ESTIMATES of the butcher’s bill disagree: the Taiping rebellion of the mid-1800s killed 20 or maybe 50 million humans. Clearly, it was Earth’s bloodiest civil war. Without delving into the history too much—I’m a non-Chinese speaker sorting through drastically partisan summings up—a couple of things can be judged.
Firstly, in the golden hindsight of Mao and the Party, the rebellion was proto-communist, since the rebels held property in common and came out against polygamy and foot binding. “Perhaps the next uprising in Europe may depend more on what is now taking place in the Celestial Empire [China] than any other existing political cause,” wrote Karl Marx at the time. As in the later Boxer Rebellion, the rebellion opposed the colonizing attempts of the West. Secondly, Hong Xiuquan, the rebellion’s leader, may have been of dubious sanity, since he was subject to prophetic dreams in which God told him that he, Hong, was Jesus’ little brother. Beware the divinely inspired when they have guns.
Making a film about a civil war, Chinese or otherwise, is always tricky: what half the audience will consider heroism, the other half will call base treachery. Gone With the Wind is the exception that proves Thalberg’s Law: No Civil War picture ever made a dime. Peter Chan’s The Warlords, a sumptuously produced yet gritty war movie, might also be an exception. It’s a rousing martial drama of the brotherhood of three generals and the woman who became the wedge between them.
Left for dead after a four-day battle, the Imperial Gen. Pang (Jet Li) survives by playing possum in a burnt-out city. A lone woman, Lian (Xu Jinglei), rescues, feeds and beds the traumatized Pang. Lian had just run away from the man in her life, a bandit chieftain named Zhao Erhu (Andy Lau). In the morning after this one-night encounter, Pang and Lian meet the bandit’s party. Zhao never learns about the stolen night of love; he intends to send Pang on his way.
That’s when a different division of the Imperial army shows up, led by Pang’s evil rival, who sat out the battle as Pang’s men were cut to pieces.
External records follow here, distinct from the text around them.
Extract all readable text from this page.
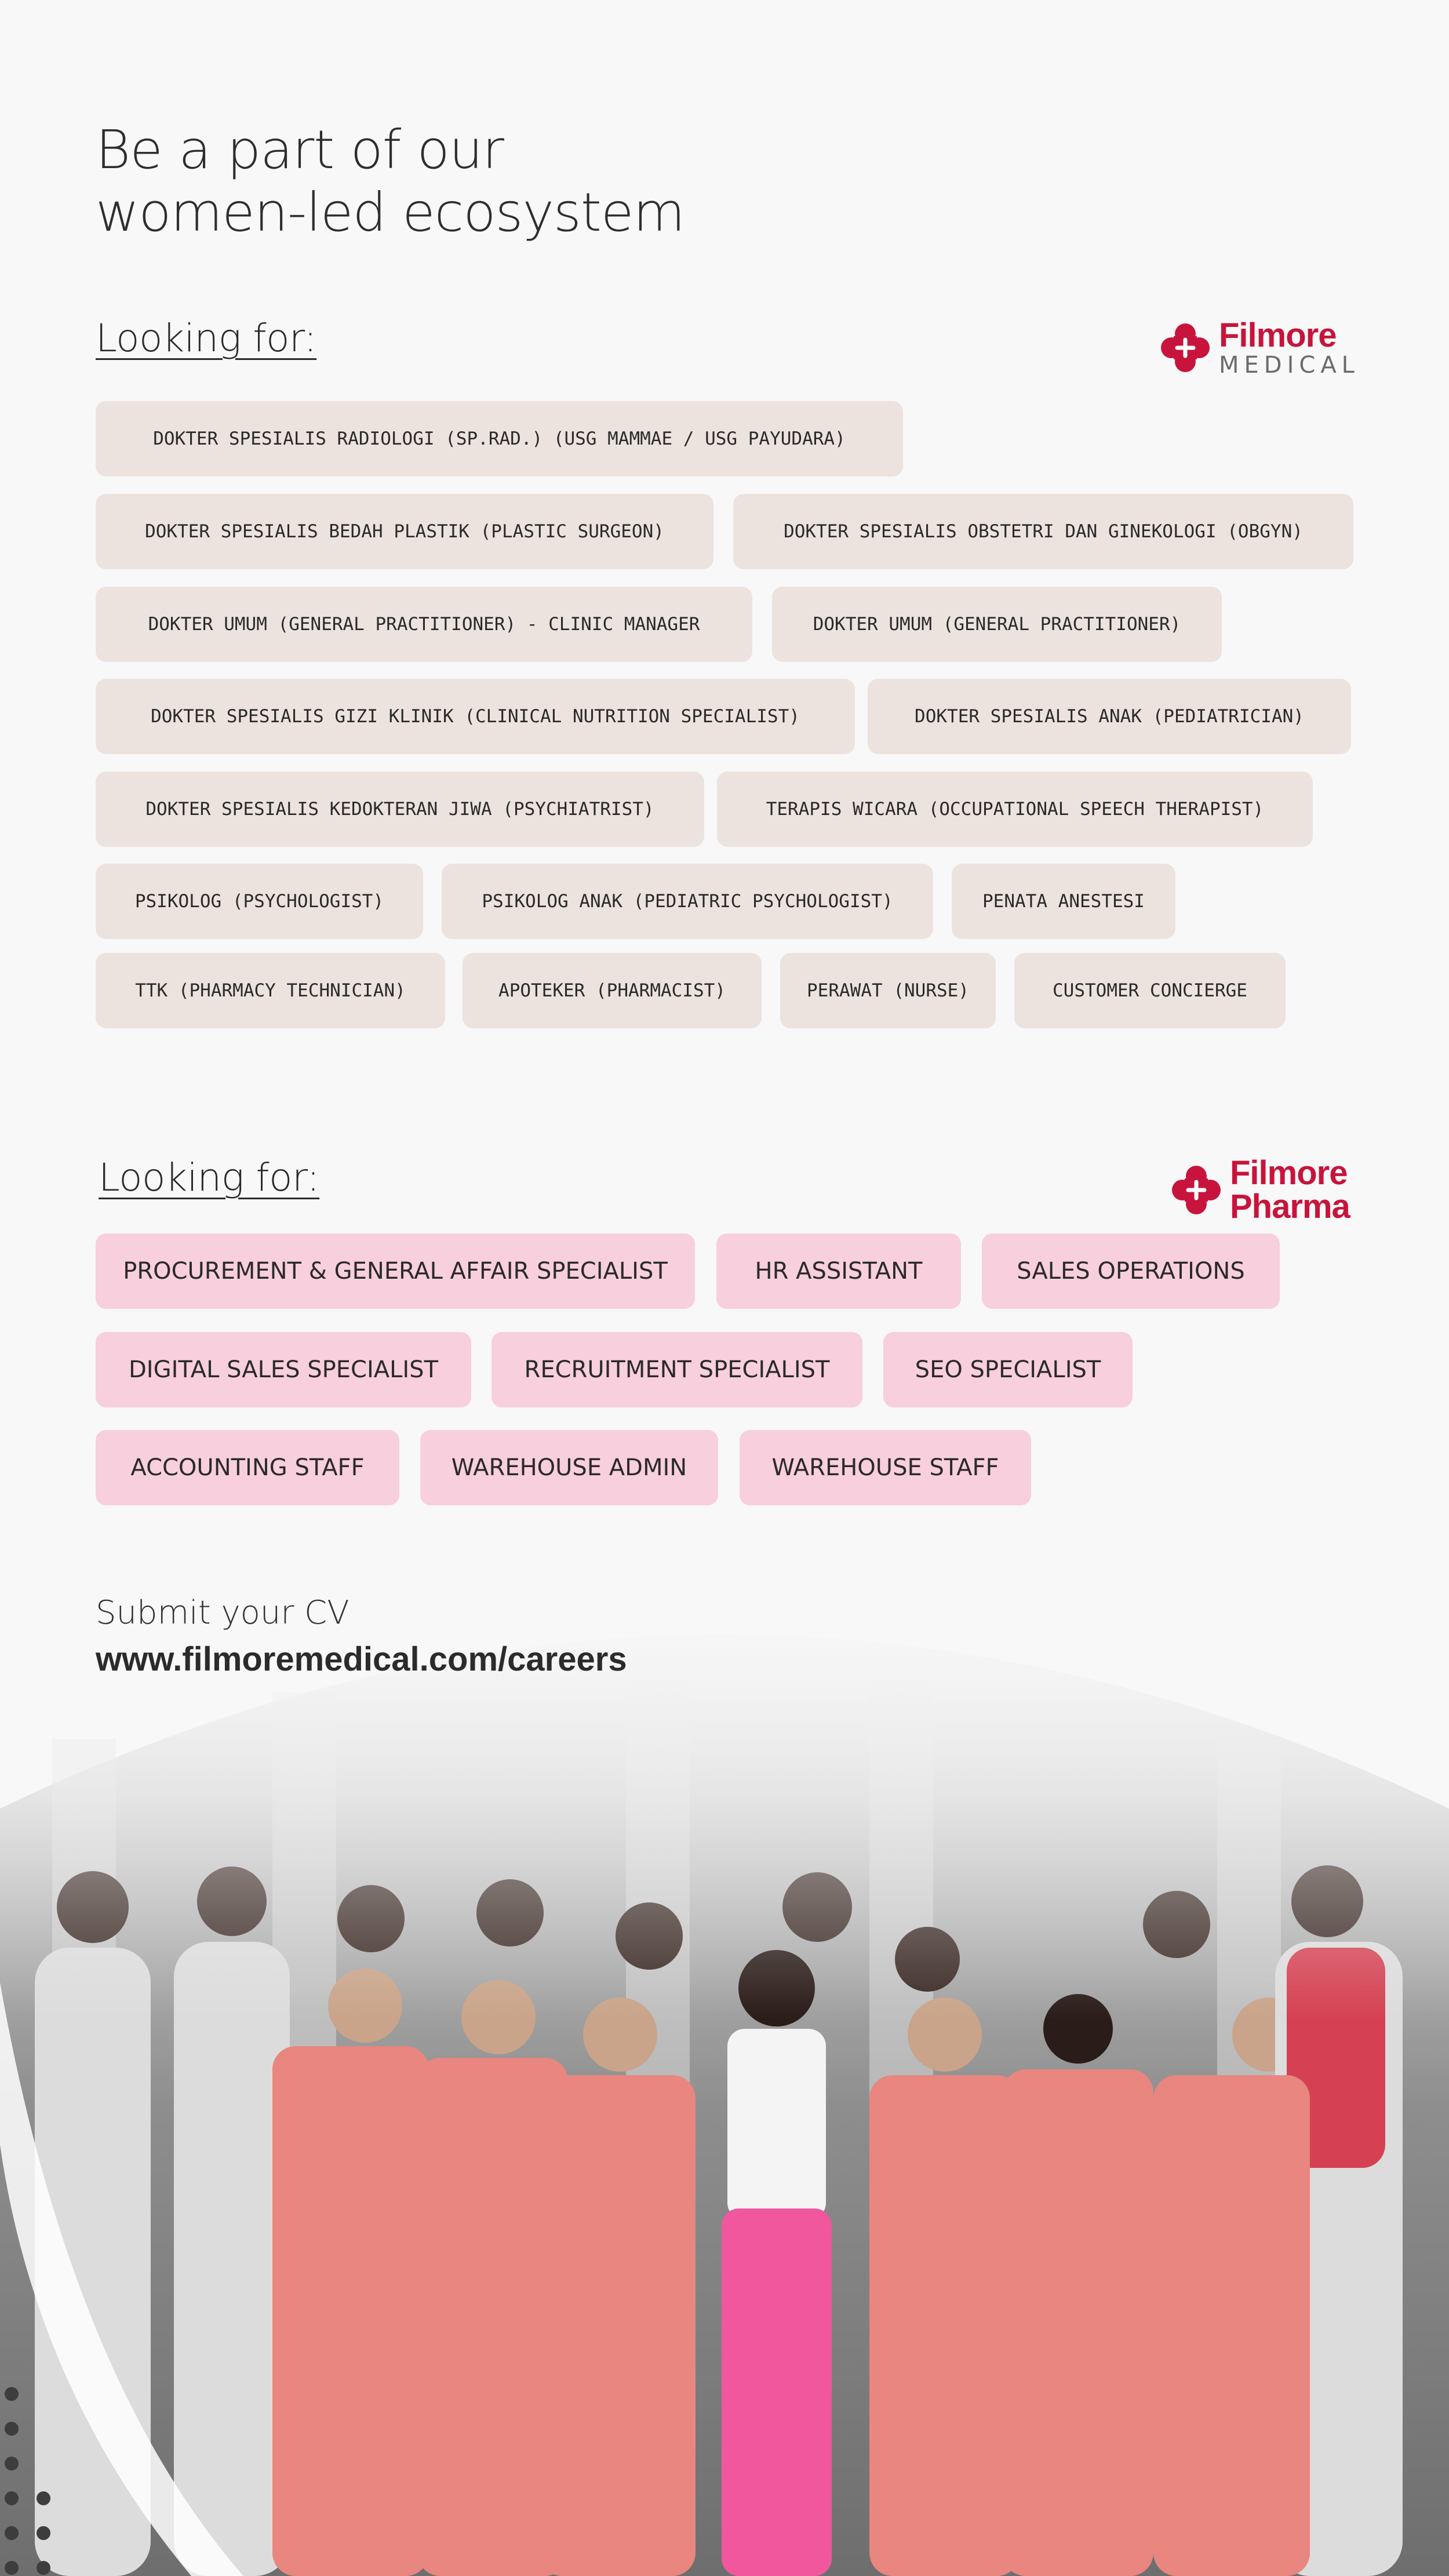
Be a part of our
women-led ecosystem
Looking for:	Filmore
MEDICAL
DOKTER SPESIALIS RADIOLOGI (SP.RAD.) (USG MAMMAE / USG PAYUDARA)
DOKTER SPESIALIS BEDAH PLASTIK (PLASTIC SURGEON)	DOKTER SPESIALIS OBSTETRI DAN GINEKOLOGI (OBGYN)
DOKTER UMUM (GENERAL PRACTITIONER) - CLINIC MANAGER	DOKTER UMUM (GENERAL PRACTITIONER)
DOKTER SPESIALIS GIZI KLINIK (CLINICAL NUTRITION SPECIALIST)	DOKTER SPESIALIS ANAK (PEDIATRICIAN)
DOKTER SPESIALIS KEDOKTERAN JIWA (PSYCHIATRIST)	TERAPIS WICARA (OCCUPATIONAL SPEECH THERAPIST)
PSIKOLOG (PSYCHOLOGIST)	PSIKOLOG ANAK (PEDIATRIC PSYCHOLOGIST)	PENATA ANESTESI
TTK (PHARMACY TECHNICIAN)	APOTEKER (PHARMACIST)	PERAWAT (NURSE)	CUSTOMER CONCIERGE
Looking for:	Filmore
Pharma
PROCUREMENT & GENERAL AFFAIR SPECIALIST	HR ASSISTANT	SALES OPERATIONS
DIGITAL SALES SPECIALIST	RECRUITMENT SPECIALIST	SEO SPECIALIST
ACCOUNTING STAFF	WAREHOUSE ADMIN	WAREHOUSE STAFF
Submit your CV
www.filmoremedical.com/careers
This marauding general raids the bandit’s camp. These well-staged sequences bring out The Warlord‘s Goya side: the torment of the civilians is well observed with crane shots of evilly glittering rifles, like jackstraws, jabbed into the necks of an undulating crowd.
After the thieving soldiers withdraw, Pang urges the bandits to join the emperor’s army as a way of surviving the times. Pang, the bandit Zhao and the film’s narrator, Zhang (Takeshi Kaneshiro of Red Cliff), join in a three-way oath to fight together as brothers. They seal this oath with the murder of some hostages: blood in, blood out.
The battles continue the film’s postapocalyptic look—it’s a gritty modern war with trenches. There’s more hit-and-run action in the early sequences, as Pang, Zhang and Zhao’s militia falls on a Taiping supply convoy filing through the canyons: bear traps snatch their horses’ legs, and the fighters slide down from the cliff tops to finish the slaughter.
A later battle outside the gates of Shu City plays out as a more ghastly version of the Charge of the Light Brigade, with foot soldiers throwing themselves into the line of gunfire to buy time for the archers behind them.
Success changes everything: Pang grows more ruthless, more of a cold-blooded politician, even as Zhao’s own populist side broadens. Meanwhile, conniving do-nothing mandarins at the Imperial court wait to see which way the chips will fall.
The Warlords isn’t quite bursting with comedy, but there is some dark humor in the staging of Pang’s meetings with the civil authorities. Pang and the throne’s servants negotiate at shouting distance across the city’s concrete courtyard, like neighbors yelling at each other across a street.
We get a taste of the martial arts that made Jet Li famous, as during the scrimmage at Shu City: the general, impaled with a pike, lets his attacker force the pole through his body so he can lure the sucker into slicing range. Surely, this is the most grisly-cool moment since Shirley MacLaine taught Clint Eastwood the proper way to remove an arrow in Don Siegel’s Two Mules for Sister Sara. Li tops it by hurling opponents hard enough to knock a line of cannons off their caissons.
The digitally enhanced stunts with Li are essential to the film’s appeal, but it’s strange that director Peter Chan didn’t show us the story from the point of view of the bandit Zhao: in trusting the authorities, he risks the most and has the most to lose; he goes noble as his well-born rival goes ignoble.
The Warlords is directed with admirable momentum, intelligence and minimal borrowing from Kurosawa. The hyperkinetic and realistic sides of war are balanced, as are the glory and the shame. The sense of the busted trust between generals reminds one of something director Claude Autant-Lara once wrote. In movies, he suggested, “the ‘comradery of war’ is presented with incomparable deceit as a ‘brotherhood’ … a false brotherhood … that I challenge absolutely, having some true sense of brotherhood, of its nature and of its ends.”